Travis-CI No Travis.
coveralls test coverage No coveralls.
            torch-pme
=========

.. image:: https://raw.githubusercontent.com/lab-cosmo/torch-pme/refs/heads/main/docs/src/logo/torch-pme.svg
     :width: 200 px
     :align: left

|tests| |codecov| |docs|

.. marker-introduction

``torch-pme`` enables efficient, auto-differentiable computation of long-range
interactions in PyTorch. Auto-differentiation is supported for particle *positions*,
*charges*, and *cell* parameters, allowing not only the automatic computation of forces
but also enabling general applications in machine learning tasks. The library offers
classes for Particle-Particle Particle-Mesh Ewald (P3M), Particle Mesh Ewald (``PME``),
standard ``Ewald``, and non-periodic methods, with the flexibility to calculate
potentials beyond :math:`1/r` electrostatics, including arbitrary order :math:`1/r^p`
potentials.

Optimized for both CPU and GPU devices, ``torch-pme`` is fully `TorchScriptable`_,
allowing it to be converted into a format that runs independently of Python, such as in
C++, making it ideal for high-performance production environments.

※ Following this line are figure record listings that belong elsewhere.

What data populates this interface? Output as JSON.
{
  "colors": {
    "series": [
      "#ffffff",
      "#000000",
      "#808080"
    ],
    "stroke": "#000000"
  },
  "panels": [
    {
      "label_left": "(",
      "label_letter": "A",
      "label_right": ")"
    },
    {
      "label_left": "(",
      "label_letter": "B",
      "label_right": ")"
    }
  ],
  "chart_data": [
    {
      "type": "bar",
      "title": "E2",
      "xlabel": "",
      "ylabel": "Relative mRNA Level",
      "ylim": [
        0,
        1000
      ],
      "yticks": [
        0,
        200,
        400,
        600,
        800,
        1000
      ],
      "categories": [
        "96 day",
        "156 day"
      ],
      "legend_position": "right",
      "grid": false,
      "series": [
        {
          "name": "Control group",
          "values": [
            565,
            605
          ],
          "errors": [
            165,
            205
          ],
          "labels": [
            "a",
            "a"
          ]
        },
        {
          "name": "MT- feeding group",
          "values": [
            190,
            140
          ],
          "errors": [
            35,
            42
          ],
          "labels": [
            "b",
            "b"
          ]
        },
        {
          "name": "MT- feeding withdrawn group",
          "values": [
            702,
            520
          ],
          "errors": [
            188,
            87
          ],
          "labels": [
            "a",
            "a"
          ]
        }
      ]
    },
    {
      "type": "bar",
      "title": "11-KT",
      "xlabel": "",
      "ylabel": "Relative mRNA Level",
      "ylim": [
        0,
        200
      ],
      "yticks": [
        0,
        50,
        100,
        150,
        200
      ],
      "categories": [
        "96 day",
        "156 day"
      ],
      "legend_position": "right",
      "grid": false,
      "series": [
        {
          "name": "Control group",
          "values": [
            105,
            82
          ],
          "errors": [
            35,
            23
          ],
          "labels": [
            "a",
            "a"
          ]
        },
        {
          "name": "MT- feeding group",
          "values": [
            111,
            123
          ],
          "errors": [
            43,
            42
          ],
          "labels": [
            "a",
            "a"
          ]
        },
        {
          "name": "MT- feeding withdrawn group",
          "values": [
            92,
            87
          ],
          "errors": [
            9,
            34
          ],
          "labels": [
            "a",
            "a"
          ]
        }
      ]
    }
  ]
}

.. _`TorchScriptable`: https://pytorch.org/docs/stable/jit.html

.. marker-documentation

For details, tutorials, and examples, please have a look at our `documentation`_.

.. _`documentation`: https://lab-cosmo.github.io/torch-pme

.. marker-installation

Installation
------------

You can install *torch-pme* using pip with

.. code-block:: bash

    pip install torch-pme

and ``import torchpme`` to use it in your projects!

We also provide bindings to `metatensor <https://docs.metatensor.org>`_ which
can optionally be installed together and used as ``torchpme.metatensor`` via

.. code-block:: bash

    pip install torch-pme[metatensor]

.. marker-issues

Having problems or ideas?
-------------------------

Having a problem with torch-pme? Please let us know by `submitting an issue
<https://github.com/lab-cosmo/torch-pme/issues>`_.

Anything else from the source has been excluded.